KOLKATA: Want a property tax waiver for 2014-15? Paint your house or apartment building white-and-blue. Yes, you've read it right. The proposal, which has mayor Sovan Chatterjee's blessings, was accepted in the mayor-in-council meeting on Monday.
Mamata Banerjee's favourite colour scheme is all set to make it to private dwellings after transforming flyovers, bridges and government buildings across the city. She believes it will lift the city's spirits.
The Kolkata mayor's initiative has a precedent in far off Albania. When Edi Rama became mayor of Tirana in Alabania, he got shabby communist-era buildings painted a vibrant golden orange to give citizens hope for the future. The mayor is eager to take a similar route after Trinamool put an end to Left Front's three-decade rule in Bengal. However, he may find the going a little difficult.
The proposal had come up in an earlier meeting, but hastily dropped on the ground that such a plan is not feasible in a city like Kolkata that has grown organically over the ages. Besides, many thought it was undesirable.
"One should leave matters like the colour of a building to personal choice," architect Dulal Mukherjee said while pointing out that a white-and-blue colour scheme would suit contemporary buildings, but not heritage structures. "Earthen colours suit old buildings. Kolkata has had an organic growth. Altering it will take away the city's flavour," he said.
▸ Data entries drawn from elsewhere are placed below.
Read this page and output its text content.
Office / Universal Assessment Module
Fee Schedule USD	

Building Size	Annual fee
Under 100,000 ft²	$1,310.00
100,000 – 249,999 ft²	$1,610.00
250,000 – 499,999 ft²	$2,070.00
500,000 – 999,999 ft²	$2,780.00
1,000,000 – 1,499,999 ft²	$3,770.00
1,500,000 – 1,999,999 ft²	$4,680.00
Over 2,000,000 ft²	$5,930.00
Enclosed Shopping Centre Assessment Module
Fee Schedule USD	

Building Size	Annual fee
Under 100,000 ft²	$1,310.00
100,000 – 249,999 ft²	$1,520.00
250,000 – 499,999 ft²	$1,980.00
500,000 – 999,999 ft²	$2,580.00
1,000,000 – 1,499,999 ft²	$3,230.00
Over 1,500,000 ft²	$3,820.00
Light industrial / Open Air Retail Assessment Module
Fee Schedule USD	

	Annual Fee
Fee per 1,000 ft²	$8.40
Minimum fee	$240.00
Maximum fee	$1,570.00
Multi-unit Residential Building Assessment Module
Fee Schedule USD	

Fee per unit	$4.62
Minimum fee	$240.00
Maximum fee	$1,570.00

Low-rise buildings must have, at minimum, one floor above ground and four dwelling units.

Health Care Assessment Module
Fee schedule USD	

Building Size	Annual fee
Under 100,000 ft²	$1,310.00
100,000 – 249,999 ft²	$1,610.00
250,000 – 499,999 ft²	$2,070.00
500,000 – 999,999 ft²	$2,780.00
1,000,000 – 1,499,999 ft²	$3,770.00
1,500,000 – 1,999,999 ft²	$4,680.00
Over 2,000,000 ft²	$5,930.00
There have been several instances when KMC officials have met with protests while trying to dress up heritage structures with a coat of the CM's favourite colours. They had to beat a retreat at Bagbazar and restore dramatist Girish Ghosh's house to its original yellow after locals objected.
The tax sop, therefore, is the mayor's way of getting people to adopt the 'official' colour code on their own.
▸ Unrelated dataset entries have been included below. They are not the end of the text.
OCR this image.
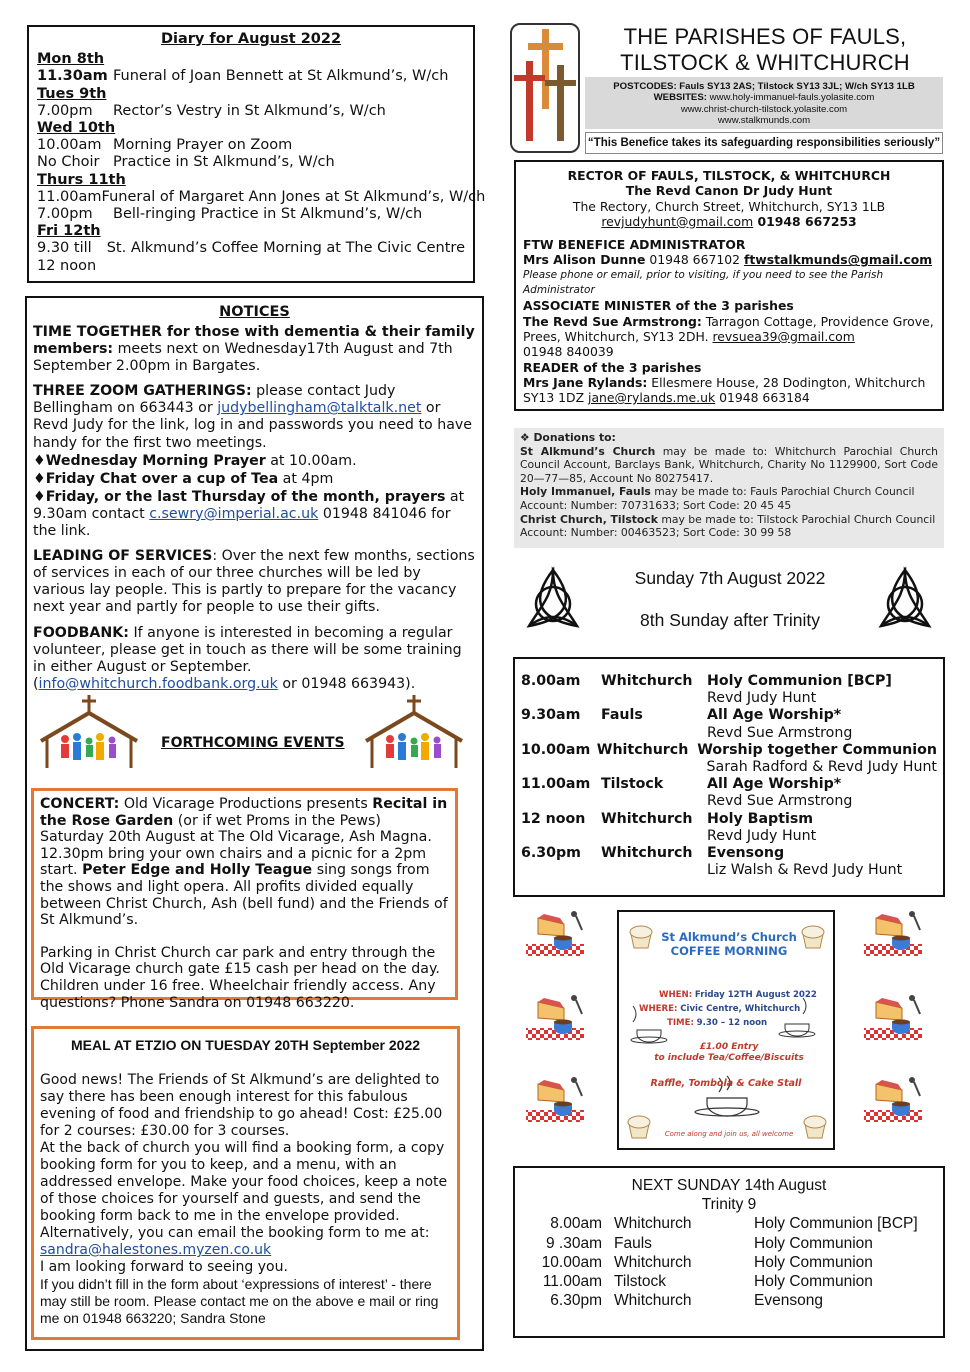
Diary for August 2022
Mon 8th
11.30am Funeral of Joan Bennett at St Alkmund’s, W/ch
Tues 9th
7.00pm	Rector’s Vestry in St Alkmund’s, W/ch
Wed 10th
10.00am Morning Prayer on Zoom
No Choir Practice in St Alkmund’s, W/ch
Thurs 11th
11.00am Funeral of Margaret Ann Jones at St Alkmund’s, W/ch
7.00pm	Bell-ringing Practice in St Alkmund’s, W/ch
Fri 12th
9.30 till	St. Alkmund’s Coffee Morning at The Civic Centre
12 noon
NOTICES

TIME TOGETHER for those with dementia & their family members: meets next on Wednesday17th August and 7th September 2.00pm in Bargates.

THREE ZOOM GATHERINGS: please contact Judy Bellingham on 663443 or judybellingham@talktalk.net or Revd Judy for the link, log in and passwords you need to have handy for the first two meetings.

♦Wednesday Morning Prayer at 10.00am.

♦Friday Chat over a cup of Tea at 4pm

♦Friday, or the last Thursday of the month, prayers at 9.30am contact c.sewry@imperial.ac.uk 01948 841046 for the link.

LEADING OF SERVICES: Over the next few months, sections of services in each of our three churches will be led by various lay people. This is partly to prepare for the vacancy next year and partly for people to use their gifts.

FOODBANK: If anyone is interested in becoming a regular volunteer, please get in touch as there will be some training in either August or September.
(info@whitchurch.foodbank.org.uk or 01948 663943).

FORTHCOMING EVENTS

CONCERT: Old Vicarage Productions presents Recital in the Rose Garden (or if wet Proms in the Pews) Saturday 20th August at The Old Vicarage, Ash Magna. 12.30pm bring your own chairs and a picnic for a 2pm start. Peter Edge and Holly Teague sing songs from the shows and light opera. All profits divided equally between Christ Church, Ash (bell fund) and the Friends of St Alkmund’s.

Parking in Christ Church car park and entry through the Old Vicarage church gate £15 cash per head on the day. Children under 16 free. Wheelchair friendly access. Any questions? Phone Sandra on 01948 663220.

MEAL AT ETZIO ON TUESDAY 20TH September 2022

Good news! The Friends of St Alkmund’s are delighted to say there has been enough interest for this fabulous evening of food and friendship to go ahead! Cost: £25.00 for 2 courses: £30.00 for 3 courses.

At the back of church you will find a booking form, a copy booking form for you to keep, and a menu, with an addressed envelope. Make your food choices, keep a note of those choices for yourself and guests, and send the booking form back to me in the envelope provided. Alternatively, you can email the booking form to me at:

sandra@halestones.myzen.co.uk

I am looking forward to seeing you.

If you didn’t fill in the form about ‘expressions of interest’ - there may still be room. Please contact me on the above e mail or ring me on 01948 663220; Sandra Stone

THE PARISHES OF FAULS,
TILSTOCK & WHITCHURCH
POSTCODES: Fauls SY13 2AS; Tilstock SY13 3JL; W/ch SY13 1LB
WEBSITES: www.holy-immanuel-fauls.yolasite.com
www.christ-church-tilstock.yolasite.com
www.stalkmunds.com
“This Benefice takes its safeguarding responsibilities seriously”
RECTOR OF FAULS, TILSTOCK, & WHITCHURCH
The Revd Canon Dr Judy Hunt
The Rectory, Church Street, Whitchurch, SY13 1LB
revjudyhunt@gmail.com 01948 667253
FTW BENEFICE ADMINISTRATOR
Mrs Alison Dunne 01948 667102 ftwstalkmunds@gmail.com
Please phone or email, prior to visiting, if you need to see the Parish Administrator
ASSOCIATE MINISTER of the 3 parishes
The Revd Sue Armstrong: Tarragon Cottage, Providence Grove, Prees, Whitchurch, SY13 2DH. revsuea39@gmail.com
01948 840039
READER of the 3 parishes
Mrs Jane Rylands: Ellesmere House, 28 Dodington, Whitchurch SY13 1DZ jane@rylands.me.uk 01948 663184
❖ Donations to:
St Alkmund’s Church may be made to: Whitchurch Parochial Church Council Account, Barclays Bank, Whitchurch, Charity No 1129900, Sort Code 20—77—85, Account No 80275417.
Holy Immanuel, Fauls may be made to: Fauls Parochial Church Council Account: Number: 70731633; Sort Code: 20 45 45
Christ Church, Tilstock may be made to: Tilstock Parochial Church Council Account: Number: 00463523; Sort Code: 30 99 58
Sunday 7th August 2022
8th Sunday after Trinity
8.00am	Whitchurch	Holy Communion [BCP]
Revd Judy Hunt
9.30am	Fauls	All Age Worship*
Revd Sue Armstrong
10.00am Whitchurch Worship together Communion
Sarah Radford & Revd Judy Hunt
11.00am Tilstock	All Age Worship*
Revd Sue Armstrong
12 noon	Whitchurch	Holy Baptism
Revd Judy Hunt
6.30pm	Whitchurch	Evensong
Liz Walsh & Revd Judy Hunt
St Alkmund’s Church
COFFEE MORNING
WHEN: Friday 12TH August 2022
WHERE: Civic Centre, Whitchurch
TIME: 9.30 – 12 noon
£1.00 Entry
to include Tea/Coffee/Biscuits
Raffle, Tombola & Cake Stall
Come along and join us, all welcome
NEXT SUNDAY 14th August
Trinity 9
8.00am Whitchurch	Holy Communion [BCP]
9 .30am Fauls	Holy Communion
10.00am Whitchurch	Holy Communion
11.00am Tilstock	Holy Communion
6.30pm Whitchurch	Evensong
Senior high court lawyer and former mayor Bikash Bhattacharya maintained that tax waiver on such a ground is not permissible under the KMC Act. "It reminds me of Mohammed-bin-Tughlaq's regime. The KMC can forward its proposal to the state government. The government, if it wants, can introduce this, only after passing a Bill in the West Bengal Assembly," Bhattacharya said.
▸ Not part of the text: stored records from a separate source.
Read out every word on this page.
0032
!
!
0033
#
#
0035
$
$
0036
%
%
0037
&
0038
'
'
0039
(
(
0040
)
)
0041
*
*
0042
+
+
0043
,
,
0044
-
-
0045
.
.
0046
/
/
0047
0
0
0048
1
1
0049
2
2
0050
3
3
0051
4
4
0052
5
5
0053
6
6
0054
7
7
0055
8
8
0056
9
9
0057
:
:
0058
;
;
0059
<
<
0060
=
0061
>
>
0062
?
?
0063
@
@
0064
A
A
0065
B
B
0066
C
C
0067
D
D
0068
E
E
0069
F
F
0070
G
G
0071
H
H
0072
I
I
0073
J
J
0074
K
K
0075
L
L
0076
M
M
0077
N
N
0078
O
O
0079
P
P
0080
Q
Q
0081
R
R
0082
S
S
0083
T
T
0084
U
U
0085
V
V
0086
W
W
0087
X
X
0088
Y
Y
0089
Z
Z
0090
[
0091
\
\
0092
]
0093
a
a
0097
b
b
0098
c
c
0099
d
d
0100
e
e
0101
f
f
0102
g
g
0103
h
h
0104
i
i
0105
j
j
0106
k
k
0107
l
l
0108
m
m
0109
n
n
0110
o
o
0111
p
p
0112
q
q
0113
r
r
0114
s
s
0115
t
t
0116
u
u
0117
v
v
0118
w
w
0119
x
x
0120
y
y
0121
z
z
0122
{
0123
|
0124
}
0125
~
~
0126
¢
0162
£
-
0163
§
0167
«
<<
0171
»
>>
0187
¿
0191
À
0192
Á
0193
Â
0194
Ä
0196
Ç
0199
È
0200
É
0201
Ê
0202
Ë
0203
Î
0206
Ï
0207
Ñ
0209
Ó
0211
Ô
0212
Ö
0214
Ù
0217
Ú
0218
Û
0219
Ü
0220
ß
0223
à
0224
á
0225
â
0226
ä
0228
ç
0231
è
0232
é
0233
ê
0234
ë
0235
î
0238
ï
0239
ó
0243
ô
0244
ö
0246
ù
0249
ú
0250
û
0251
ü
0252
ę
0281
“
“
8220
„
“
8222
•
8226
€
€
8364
The KMC decision also runs the risk of being construed as an infringement on the right to property. "If I own a house, put it on rent or sell it, I have the sole right to decide the colour to paint my house. The KMC can't discriminate against use of colours and penalize others who don't use it. As a houseowner, I will choose the paint that will make my house look better and add to its longevity," said economist Ajitava Roy Chowdhury.